Joanne Green, asociada sénior de políticas de Tearfund, dijo: “Hoy marca el primer paso hacia la justicia para las comunidades afectadas por la quema y el vertido de desechos plásticos. El reconocimiento de los recicladores y el papel vital que desempeñan para detener la contaminación plástica hace mucho tiempo que se debe; los gobiernos ahora deben asegurarse de que se les otorgue un lugar destacado en la mesa de negociaciones”.
La resolución fue adoptada con la conclusión de la reunión UNEA-5.2 de tres días, a la que asistieron más de 3,400 delegados en persona y 1500 participantes en línea de 175 estados miembros de la ONU, incluidos 79 ministros y 17 funcionarios de alto nivel.
Existe una creciente preocupación pública por la contaminación plástica.
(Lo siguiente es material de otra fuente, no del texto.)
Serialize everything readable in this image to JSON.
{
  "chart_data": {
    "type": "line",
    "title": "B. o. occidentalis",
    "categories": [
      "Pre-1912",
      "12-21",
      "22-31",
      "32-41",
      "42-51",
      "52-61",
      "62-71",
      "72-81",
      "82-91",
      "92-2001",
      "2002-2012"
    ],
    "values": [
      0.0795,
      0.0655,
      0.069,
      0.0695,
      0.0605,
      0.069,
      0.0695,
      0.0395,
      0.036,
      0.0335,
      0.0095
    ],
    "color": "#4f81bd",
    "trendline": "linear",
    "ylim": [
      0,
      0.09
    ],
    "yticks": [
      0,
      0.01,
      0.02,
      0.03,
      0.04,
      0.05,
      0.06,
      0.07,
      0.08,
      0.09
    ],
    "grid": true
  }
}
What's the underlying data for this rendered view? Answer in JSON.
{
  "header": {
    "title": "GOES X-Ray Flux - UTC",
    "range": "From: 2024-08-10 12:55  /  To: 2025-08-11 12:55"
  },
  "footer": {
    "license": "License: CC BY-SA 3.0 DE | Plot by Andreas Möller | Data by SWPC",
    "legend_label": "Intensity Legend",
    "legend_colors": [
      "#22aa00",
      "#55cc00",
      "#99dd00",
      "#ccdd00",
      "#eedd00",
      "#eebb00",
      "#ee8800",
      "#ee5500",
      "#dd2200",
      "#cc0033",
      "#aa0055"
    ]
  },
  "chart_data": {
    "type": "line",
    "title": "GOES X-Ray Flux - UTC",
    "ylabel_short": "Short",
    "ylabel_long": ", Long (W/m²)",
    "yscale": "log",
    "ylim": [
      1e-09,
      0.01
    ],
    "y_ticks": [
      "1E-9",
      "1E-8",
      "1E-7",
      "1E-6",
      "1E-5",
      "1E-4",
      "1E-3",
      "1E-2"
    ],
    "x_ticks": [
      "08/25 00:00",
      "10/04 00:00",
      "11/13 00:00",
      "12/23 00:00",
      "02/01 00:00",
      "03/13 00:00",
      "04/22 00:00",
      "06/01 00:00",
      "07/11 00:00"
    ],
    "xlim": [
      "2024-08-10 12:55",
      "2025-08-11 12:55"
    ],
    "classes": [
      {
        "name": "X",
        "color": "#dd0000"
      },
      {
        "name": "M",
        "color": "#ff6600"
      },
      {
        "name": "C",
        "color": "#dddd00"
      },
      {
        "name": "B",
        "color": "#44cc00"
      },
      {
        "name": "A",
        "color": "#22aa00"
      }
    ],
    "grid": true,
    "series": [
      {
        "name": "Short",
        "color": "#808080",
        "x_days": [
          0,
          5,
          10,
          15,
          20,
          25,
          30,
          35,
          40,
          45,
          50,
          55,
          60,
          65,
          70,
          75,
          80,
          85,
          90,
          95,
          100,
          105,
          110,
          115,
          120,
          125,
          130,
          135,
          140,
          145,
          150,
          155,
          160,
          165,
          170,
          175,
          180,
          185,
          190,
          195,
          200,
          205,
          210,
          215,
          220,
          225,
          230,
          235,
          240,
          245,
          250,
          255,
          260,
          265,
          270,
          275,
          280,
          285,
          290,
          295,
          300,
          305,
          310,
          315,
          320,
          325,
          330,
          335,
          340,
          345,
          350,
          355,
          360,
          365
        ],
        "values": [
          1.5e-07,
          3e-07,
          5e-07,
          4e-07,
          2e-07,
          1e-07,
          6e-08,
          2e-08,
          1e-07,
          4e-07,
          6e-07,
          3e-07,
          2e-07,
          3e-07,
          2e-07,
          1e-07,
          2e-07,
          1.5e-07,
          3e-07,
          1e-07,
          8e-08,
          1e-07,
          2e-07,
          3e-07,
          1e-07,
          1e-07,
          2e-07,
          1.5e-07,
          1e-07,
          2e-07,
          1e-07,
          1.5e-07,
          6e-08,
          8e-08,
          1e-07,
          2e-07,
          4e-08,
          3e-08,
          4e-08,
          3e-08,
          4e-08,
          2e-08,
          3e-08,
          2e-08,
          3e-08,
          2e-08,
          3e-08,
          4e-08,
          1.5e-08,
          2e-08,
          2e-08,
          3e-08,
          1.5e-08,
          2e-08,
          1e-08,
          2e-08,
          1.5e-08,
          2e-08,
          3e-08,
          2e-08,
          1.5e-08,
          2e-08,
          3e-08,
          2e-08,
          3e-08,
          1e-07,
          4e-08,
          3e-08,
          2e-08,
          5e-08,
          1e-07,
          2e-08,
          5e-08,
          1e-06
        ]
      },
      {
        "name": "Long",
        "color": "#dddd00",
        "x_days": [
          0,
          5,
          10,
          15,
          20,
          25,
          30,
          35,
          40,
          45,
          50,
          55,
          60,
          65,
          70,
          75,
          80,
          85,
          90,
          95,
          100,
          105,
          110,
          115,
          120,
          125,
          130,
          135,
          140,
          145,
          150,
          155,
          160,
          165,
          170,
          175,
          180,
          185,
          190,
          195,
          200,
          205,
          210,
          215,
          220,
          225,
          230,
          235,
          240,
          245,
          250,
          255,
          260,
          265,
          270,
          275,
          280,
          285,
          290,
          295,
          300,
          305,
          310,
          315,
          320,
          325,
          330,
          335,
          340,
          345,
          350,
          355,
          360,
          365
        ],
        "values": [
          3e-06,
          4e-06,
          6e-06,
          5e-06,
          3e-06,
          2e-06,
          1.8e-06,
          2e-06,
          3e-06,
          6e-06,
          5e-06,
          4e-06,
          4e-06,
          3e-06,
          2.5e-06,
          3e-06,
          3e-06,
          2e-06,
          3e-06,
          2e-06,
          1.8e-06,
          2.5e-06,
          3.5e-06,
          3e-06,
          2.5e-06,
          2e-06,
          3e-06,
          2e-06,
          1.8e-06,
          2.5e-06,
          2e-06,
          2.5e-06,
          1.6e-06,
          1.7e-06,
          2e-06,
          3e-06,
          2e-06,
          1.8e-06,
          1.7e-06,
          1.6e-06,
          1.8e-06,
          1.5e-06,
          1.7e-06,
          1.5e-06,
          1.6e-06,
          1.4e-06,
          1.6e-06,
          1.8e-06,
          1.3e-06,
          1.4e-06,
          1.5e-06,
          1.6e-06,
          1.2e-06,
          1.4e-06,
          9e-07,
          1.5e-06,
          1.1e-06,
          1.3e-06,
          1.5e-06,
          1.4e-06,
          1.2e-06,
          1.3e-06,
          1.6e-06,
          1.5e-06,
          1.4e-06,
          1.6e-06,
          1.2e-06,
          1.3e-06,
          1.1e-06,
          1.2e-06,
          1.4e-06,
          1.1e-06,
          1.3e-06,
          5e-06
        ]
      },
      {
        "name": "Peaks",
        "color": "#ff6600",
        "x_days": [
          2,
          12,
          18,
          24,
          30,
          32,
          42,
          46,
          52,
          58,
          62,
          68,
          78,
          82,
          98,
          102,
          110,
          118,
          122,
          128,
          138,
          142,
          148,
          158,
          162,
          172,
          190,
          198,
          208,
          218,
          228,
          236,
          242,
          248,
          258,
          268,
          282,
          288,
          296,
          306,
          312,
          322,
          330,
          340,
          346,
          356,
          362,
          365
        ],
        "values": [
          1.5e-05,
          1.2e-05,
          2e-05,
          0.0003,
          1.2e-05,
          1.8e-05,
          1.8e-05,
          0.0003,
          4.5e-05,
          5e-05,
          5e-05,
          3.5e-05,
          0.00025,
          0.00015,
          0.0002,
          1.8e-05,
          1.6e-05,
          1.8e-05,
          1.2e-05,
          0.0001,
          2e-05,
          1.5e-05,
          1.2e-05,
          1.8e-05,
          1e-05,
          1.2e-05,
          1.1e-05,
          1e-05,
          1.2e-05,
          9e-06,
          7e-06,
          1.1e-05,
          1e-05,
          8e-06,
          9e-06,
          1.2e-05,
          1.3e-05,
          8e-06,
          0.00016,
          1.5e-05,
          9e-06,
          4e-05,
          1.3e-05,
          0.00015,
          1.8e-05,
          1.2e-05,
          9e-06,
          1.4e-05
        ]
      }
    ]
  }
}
Más de 60 países ya han implementado prohibiciones y gravámenes sobre los envases de plástico y los residuos de un solo uso, con el objetivo de reducir el uso y mejorar la gestión de residuos.
El consumo de plástico en los países desarrollados es 2.5 veces mayor per cápita que en los países en desarrollo, según el grupo de expertos Planet Tracker. ¿Llegará el final de los plásticos que sigue siendo elemento contaminante?